Adjust thread number during the computation

Hello everyone,

When writing a Cuda program, I used ``cudaEvent_t start, stop;‘’ to calculate the time and found that it took a very long time to launch a kernel.
Therefore, I tried to write all the kernels together and use the largest number of threads of the original kernels.
Like:
Original:
kernel_a <<< 2, 192, 0, 0 >>> (…);
kernel_b <<< 4, 576, 0, 0 >>> (…);

New:
__global void kernel_ab () {
/calculate for part A/
if (threadIdx.x < 192) {
(…)
}
__syncthreads();
/calculate for part B/
}

kernel_ab <<< 4, 576, 0, 0 >>> (…);

But here comes a problem, in this example, for threadIdx.x = [192, 575], they have no works.
However, I cannot return them directly because those threads need to be used in the next part of the calculation.
This action causes a surge in the time spent on __syncthreads(); in part A, since the time spent on __syncthreads(); becomes really long.
I think this is cuased by the increases of the #thread.
Hence, I would like to ask, can the number of threads be adjusted during the kernel calculation process?
Or is there any other way to solve this problem?

Thanks for the reply!

The number of kernel threads cannot be adjusted in the kernel.

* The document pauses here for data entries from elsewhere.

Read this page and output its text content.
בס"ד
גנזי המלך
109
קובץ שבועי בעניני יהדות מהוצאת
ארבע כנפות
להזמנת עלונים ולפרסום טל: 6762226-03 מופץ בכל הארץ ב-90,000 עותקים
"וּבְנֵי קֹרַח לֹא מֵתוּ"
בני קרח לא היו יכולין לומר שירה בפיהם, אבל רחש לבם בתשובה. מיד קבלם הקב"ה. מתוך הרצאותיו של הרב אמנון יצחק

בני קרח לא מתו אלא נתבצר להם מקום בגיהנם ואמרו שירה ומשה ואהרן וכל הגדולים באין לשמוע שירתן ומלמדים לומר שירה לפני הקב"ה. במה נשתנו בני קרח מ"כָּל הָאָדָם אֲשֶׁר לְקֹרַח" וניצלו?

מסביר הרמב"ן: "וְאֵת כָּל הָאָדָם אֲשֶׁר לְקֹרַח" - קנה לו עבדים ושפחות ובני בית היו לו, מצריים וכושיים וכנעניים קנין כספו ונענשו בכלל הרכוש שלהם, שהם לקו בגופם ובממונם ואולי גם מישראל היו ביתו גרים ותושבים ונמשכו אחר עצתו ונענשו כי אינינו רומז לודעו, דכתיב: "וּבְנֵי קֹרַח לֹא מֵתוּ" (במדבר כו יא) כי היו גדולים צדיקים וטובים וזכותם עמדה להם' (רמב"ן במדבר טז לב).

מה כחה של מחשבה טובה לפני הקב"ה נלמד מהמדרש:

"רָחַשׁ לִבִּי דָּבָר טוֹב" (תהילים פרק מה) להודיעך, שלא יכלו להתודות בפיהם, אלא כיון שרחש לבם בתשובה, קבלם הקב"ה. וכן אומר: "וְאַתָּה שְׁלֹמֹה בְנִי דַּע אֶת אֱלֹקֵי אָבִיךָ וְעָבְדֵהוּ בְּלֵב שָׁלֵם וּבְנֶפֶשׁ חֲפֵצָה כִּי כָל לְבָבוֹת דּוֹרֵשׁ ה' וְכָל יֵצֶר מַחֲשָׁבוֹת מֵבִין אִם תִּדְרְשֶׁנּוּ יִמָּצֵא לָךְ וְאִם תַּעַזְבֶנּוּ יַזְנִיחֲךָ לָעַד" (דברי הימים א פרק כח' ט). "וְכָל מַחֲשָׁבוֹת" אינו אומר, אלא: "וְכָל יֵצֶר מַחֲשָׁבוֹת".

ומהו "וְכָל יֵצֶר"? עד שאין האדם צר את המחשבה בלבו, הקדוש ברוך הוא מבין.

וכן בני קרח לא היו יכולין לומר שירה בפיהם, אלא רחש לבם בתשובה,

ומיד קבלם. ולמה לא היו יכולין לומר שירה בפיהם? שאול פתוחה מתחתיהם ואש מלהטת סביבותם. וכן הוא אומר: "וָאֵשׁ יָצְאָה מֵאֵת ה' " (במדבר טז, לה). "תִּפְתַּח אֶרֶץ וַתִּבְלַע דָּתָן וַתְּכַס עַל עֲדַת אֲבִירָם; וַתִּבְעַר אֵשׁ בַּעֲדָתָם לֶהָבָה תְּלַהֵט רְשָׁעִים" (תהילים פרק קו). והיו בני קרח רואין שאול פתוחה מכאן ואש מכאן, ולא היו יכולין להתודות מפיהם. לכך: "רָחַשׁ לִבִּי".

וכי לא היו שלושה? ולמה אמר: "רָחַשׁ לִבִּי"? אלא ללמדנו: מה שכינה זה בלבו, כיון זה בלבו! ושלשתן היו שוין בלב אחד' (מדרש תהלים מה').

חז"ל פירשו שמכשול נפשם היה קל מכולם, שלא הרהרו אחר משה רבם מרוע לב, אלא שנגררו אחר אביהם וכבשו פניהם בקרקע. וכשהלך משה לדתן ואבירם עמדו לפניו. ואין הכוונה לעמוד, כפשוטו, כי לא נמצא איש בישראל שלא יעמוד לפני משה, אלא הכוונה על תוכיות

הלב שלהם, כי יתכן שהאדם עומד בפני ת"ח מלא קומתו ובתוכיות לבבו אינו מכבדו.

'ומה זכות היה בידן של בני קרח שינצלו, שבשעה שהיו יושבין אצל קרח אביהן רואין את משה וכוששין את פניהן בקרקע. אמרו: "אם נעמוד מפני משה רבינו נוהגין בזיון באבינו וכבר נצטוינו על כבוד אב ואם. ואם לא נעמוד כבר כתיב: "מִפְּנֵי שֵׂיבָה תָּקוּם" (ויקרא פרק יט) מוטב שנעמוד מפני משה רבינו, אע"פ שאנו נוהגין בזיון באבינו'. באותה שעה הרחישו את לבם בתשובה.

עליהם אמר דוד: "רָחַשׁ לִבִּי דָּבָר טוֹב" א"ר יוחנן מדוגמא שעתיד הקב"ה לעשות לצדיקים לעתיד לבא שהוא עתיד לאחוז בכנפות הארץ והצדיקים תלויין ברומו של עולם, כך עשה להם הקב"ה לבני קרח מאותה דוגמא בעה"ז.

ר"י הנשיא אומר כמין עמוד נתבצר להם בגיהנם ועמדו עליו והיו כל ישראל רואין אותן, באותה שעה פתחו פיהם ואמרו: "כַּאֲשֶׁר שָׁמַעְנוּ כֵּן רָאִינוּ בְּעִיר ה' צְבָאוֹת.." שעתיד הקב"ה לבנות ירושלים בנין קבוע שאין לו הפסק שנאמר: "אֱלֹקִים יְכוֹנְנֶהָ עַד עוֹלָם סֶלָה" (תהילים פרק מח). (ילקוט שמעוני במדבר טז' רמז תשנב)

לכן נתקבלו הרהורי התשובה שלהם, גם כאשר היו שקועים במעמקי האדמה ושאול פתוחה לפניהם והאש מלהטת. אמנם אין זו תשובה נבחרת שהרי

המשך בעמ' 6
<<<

Do you mind showing your kernels?
Does kernel B depend on the results of kernel A ?
Would it be valid to run kernel B with <<< 16, 192 >>> ?
How do you know that __syncthreads() limits the performance? What is “really long”? Does kernel AB run slower than A + B?

As the blocks of kernel A may be executed serially (and other needed blocks are not finished, when kernel B starts), this would only work, if one block of kernel B only reads data from the respective block of kernel A.

You could possibly change kernel B into a for loop over 3 groups of 192 threads to match the numbers of threads per block.